Week Ending 11/24/2023

MARKET RECAP

  • S&P 500 +1%
  • The VIX is at its lowest level since January 2020, 12.46, this is in the midst of a possible recession next year and a war between Israel and Hamas.
  • A survey by the NY Fed showed that 66% of US households have enough reserves to cover a surprise $2,000 expense, the lowest level in a decade.
  • Initial jobless claims were only 209,000 last week.

SCOREBOARD

Week Ending 11/17/2023

MARKET RECAP

The S&P 500 continues to tear higher, up 10% since the October low. For the week, US stocks advanced by 2.60%, international stocks by 3.52%, and bonds by 1.37%. The yield on the 10-year treasury fell by 13 basis points to 4.44%.

Investors figure that inflation is sinking, interest rates have dropped, and Fed cuts are coming. The CME Fed-Watch site says the market is pricing in four 25-basis point cuts by the end of next year. That seems contrary to the “higher for longer” theme that Fed officials preach.

MARKET RECAP

Week Ending 11/10/2023

MARKET RECAP

  • US stocks up by 0.95%, international stocks fall by 0.70%, bonds down by 0.23%.
  • Stocks were up every day except Thursday when they fell due to a weak bond auction.
  • Earnings will be up this quarter. So far, S&P 500 earnings are up 3.7% for Q3 over the previous year. This would break a three-quarter losing streak.
  • Leading Economic Indicators are negative and the odds of a recession are slowly increasing.
  • Moody’s kept the US credit rating at Aaa but adjusted their outlook to negative.

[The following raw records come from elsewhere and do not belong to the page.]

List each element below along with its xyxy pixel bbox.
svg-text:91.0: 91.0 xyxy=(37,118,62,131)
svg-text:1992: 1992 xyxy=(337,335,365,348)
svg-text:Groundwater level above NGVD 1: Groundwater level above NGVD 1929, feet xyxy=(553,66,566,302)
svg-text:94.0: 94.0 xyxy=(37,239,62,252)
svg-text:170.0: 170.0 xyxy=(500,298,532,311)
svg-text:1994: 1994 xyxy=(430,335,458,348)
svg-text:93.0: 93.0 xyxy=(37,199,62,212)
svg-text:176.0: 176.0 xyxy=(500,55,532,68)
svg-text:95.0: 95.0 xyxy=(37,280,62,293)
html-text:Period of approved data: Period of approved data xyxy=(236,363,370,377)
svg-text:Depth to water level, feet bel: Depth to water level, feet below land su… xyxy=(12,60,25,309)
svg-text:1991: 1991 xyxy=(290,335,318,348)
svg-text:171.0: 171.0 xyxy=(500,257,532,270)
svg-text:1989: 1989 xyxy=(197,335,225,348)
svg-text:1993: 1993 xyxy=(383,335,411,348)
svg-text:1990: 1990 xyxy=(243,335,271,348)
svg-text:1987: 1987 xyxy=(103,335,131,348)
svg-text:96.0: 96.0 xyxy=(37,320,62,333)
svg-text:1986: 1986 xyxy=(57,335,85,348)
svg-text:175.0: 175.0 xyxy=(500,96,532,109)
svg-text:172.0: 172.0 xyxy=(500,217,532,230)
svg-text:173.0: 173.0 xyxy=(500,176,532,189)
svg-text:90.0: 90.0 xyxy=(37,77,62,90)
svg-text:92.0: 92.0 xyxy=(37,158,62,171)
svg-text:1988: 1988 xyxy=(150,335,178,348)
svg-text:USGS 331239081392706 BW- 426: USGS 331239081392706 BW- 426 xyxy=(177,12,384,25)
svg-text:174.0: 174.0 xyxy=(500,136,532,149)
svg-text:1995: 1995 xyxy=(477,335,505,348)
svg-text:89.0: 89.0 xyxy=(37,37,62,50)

Rising interest rates could result in interest payments representing 26% of revenue by 2033 from 9.7% in 2022.
  • Oil has been falling and is now down by 14% since October 19th.

US STOCK MARKET (VTI)

SCOREBOARD

Week Ending 11/3/2023

MARKET RECAP

Equities had a monster rally worldwide; US markets jumped by 6.05% and international stocks by 5.78%. Bonds rallied by 2.02% as the 10-year yield fell by 27 basis points. Markets rallied when the Treasury announced that long-term debt auctions would be smaller than anticipated. In addition, economic data came in softer than expected. Interest rates dropped like a rock in response.

During the week, the Fed announced they would hold interest rates steady. Investors are assuming that interest rates are near their peak. Also, job growth was only +150,000 in October, half of the September gain. All of this news combined set up a “Goldilocks” scenario, at least that is the way the market reacted.